Monday was World Intellectual Property Day, and Professor David Schwartz and I just published on op-ed piece in the Chicago Daily Law Bulletin on the impact of empirical research on IP. See the article below.
April 26, 2010 Volume: 156 Issue: 81
Challenging IP’s fundamental assumptions
By Christopher J. Buccafusco and David L. Schwartz
For centuries, intellectual property law has attempted to encourage people to create new inventions and works of authorship. It does this by granting inventors and authors exclusive rights to their creations for certain time periods. Yet, patent and copyright must strike a balance between incentivizing new works and protecting others’ opportunities to use and build upon those works. In doing so, IP law has long relied on a variety of untested assumptions about the way people — and especially creators and judges — behave. Some of these assumptions are based on the principles of classical economics, while others are simply common-sense intuitions. Recently, however, legal scholars have started putting these assumptions to the test. By combing through massive datasets and running laboratory experiments, scholars can apply social science methods to legal issues. Much of the empirical evidence suggests that some of IP’s most fundamental assumptions may require radical revision.

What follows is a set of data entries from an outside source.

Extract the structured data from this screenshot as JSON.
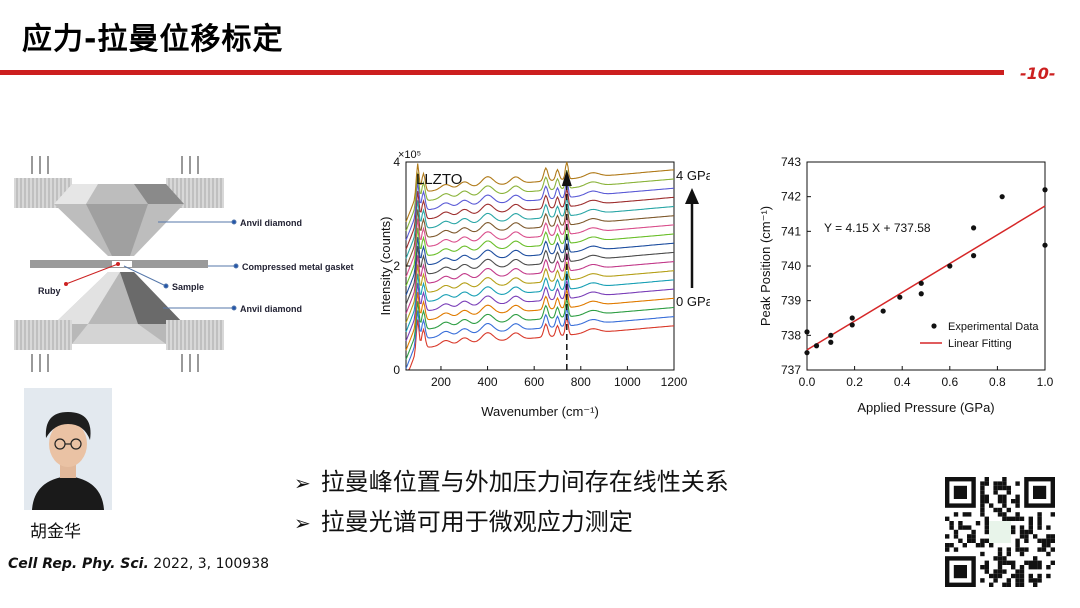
{
  "slide": {
    "title": "应力-拉曼位移标定",
    "page_number": "-10-",
    "accent_color": "#cc1f1f"
  },
  "diagram": {
    "labels": {
      "anvil_top": "Anvil diamond",
      "gasket": "Compressed metal gasket",
      "ruby": "Ruby",
      "sample": "Sample",
      "anvil_bottom": "Anvil diamond"
    }
  },
  "person": {
    "name": "胡金华"
  },
  "citation": {
    "journal": "Cell Rep. Phy. Sci.",
    "rest": " 2022, 3, 100938"
  },
  "bullets": [
    "拉曼峰位置与外加压力间存在线性关系",
    "拉曼光谱可用于微观应力测定"
  ],
  "chart_data": [
    {
      "type": "line",
      "annotation": "LLZTO",
      "xlabel": "Wavenumber (cm⁻¹)",
      "ylabel": "Intensity (counts)",
      "y_multiplier": "×10⁵",
      "xlim": [
        50,
        1200
      ],
      "ylim": [
        0,
        4
      ],
      "x_ticks": [
        200,
        400,
        600,
        800,
        1000,
        1200
      ],
      "y_ticks": [
        0,
        2,
        4
      ],
      "pressure_labels": {
        "top": "4 GPa",
        "bottom": "0 GPa"
      },
      "dashed_line_x": 740,
      "series_count": 18,
      "series_colors": [
        "#d93a2b",
        "#3a6fd9",
        "#2f9e44",
        "#e07b00",
        "#7a3fb8",
        "#19a0b5",
        "#b5a019",
        "#c23a8a",
        "#4d4d4d",
        "#1f4fa0",
        "#6bbf2b",
        "#d94f8c",
        "#7f5a2e",
        "#2aa6a6",
        "#9e2f2f",
        "#5b5bd6",
        "#8ab33a",
        "#b07a19"
      ]
    },
    {
      "type": "scatter",
      "xlabel": "Applied Pressure (GPa)",
      "ylabel": "Peak Position (cm⁻¹)",
      "xlim": [
        0.0,
        1.0
      ],
      "ylim": [
        737,
        743
      ],
      "x_ticks": [
        0.0,
        0.2,
        0.4,
        0.6,
        0.8,
        1.0
      ],
      "y_ticks": [
        737,
        738,
        739,
        740,
        741,
        742,
        743
      ],
      "equation": "Y = 4.15 X + 737.58",
      "fit": {
        "slope": 4.15,
        "intercept": 737.58,
        "color": "#d62728"
      },
      "legend": [
        "Experimental Data",
        "Linear Fitting"
      ],
      "legend_position": "bottom-right",
      "points": [
        [
          0.0,
          737.5
        ],
        [
          0.0,
          738.1
        ],
        [
          0.04,
          737.7
        ],
        [
          0.1,
          737.8
        ],
        [
          0.1,
          738.0
        ],
        [
          0.19,
          738.3
        ],
        [
          0.19,
          738.5
        ],
        [
          0.32,
          738.7
        ],
        [
          0.39,
          739.1
        ],
        [
          0.48,
          739.2
        ],
        [
          0.48,
          739.5
        ],
        [
          0.6,
          740.0
        ],
        [
          0.7,
          740.3
        ],
        [
          0.7,
          741.1
        ],
        [
          0.82,
          742.0
        ],
        [
          1.0,
          742.2
        ],
        [
          1.0,
          740.6
        ]
      ]
    }
  ]
}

In the realm of copyright, for example, the law has long believed that some sort of formal, monopolistic protection is necessary to encourage people to create new works. If people cannot sue to prevent others from stealing their expressions, they won’t have the motivation to create in the first place. While this may be true for some fields, empirical studies of a variety of creative domains that lack formal IP protection have shown that law isn’t necessary for creativity. Cooking, fashion design, stand-up comedy, and fan fiction all lack significant legal protection, but they are all vibrant creative communities. In some cases, like cooking, chefs seem to have adopted informal norms about sharing and copying that function more efficiently than legal rules. When chefs create new and exciting dishes, they are rewarded by diners, critics and their peers. When they improperly steal dishes from others, informal networks both within the profession and online get the word out. In other cases, like the fashion industry, the inability to protect designs from knockoffs actually encourages designers to constantly create new looks. Accordingly, calls for expansion of formal copyright law into these fields are likely unjustified, and the law may be providing unnecessary and costly protection to works in other fields that would be created anyway.
Once authors, artists and inventors create their new works, IP law relies on them to make rational decisions to license their works to others who want to make use of them. Initial creators may not be in the best position to exploit their creations, so they will often license them to publishers, record companies or corporations for further development and production. The law, relying on classical economic theory, assumes that creators will rationally price their works so that others can pay fair value to use them. Accordingly, authors are granted strict property rules that enable them to set the price of access. Recent social science research has shown that economic assumptions about pricing one’s goods are often incorrect — owners of goods are subject to “endowment effects” that cause them to systematically overvalue things they own.
A new experiment by one of the authors suggests that these endowment effects may be even stronger for goods that are created by their owners. In the study, subjects wrote haiku poems that would be entered into a contest for $50. The poems’ authors insisted on being paid more than three times as much ($23) as potential buyers are willing to offer for their works ($7). These substantial differences in valuation suggest that many IP transactions simply won’t occur that otherwise should. In order to counter creators’ irrational demands, IP law may have to rethink its method for establishing and protecting legal rights. One possibility would be to allow the courts or government, rather than authors, to set the price of access to works through compulsory licenses.
In the patent world, most lawsuits in the United States are presided over by generalist trial court judges. Trial court judges often decide issues such as the precise metes and bounds of a patented invention. Notwithstanding this responsibility, these judges rarely if ever have a scientific background or training. Further, appeals from patent cases have been heard since 1982 by a quasi-specialized appellate court that sits in Washington, D.C. While the appellate judges on that quasi-specialized court hear numerous patent appeals, the majority of these judges also lack a scientific or technical background. There have long been complaints about non-technical judges deciding patent cases that affect innovators in important areas of the economy. Recent empirical studies by one of the authors bolster these complaints. After analyzing some of the complex patent issues confronted by judges, these studies find no evidence that general district court judges and administrative law judges of the International Trade Commission improve — as measured by reversal rates — as they gain more experience with patent cases. Consequently, evaluation of a more specialized and technical judiciary may be warranted.
Along with other studies on the psychology of creativity and the role of cognitive biases in IP adjudication, these empirical projects propose an important new grounding for IP law. The social costs of improperly created and maintained IP rights are too high for the law to continue to rely on untested theories and intuitions. The tools of the social sciences must be brought to bear on these issues.
©2010 by Law Bulletin Publishing Company.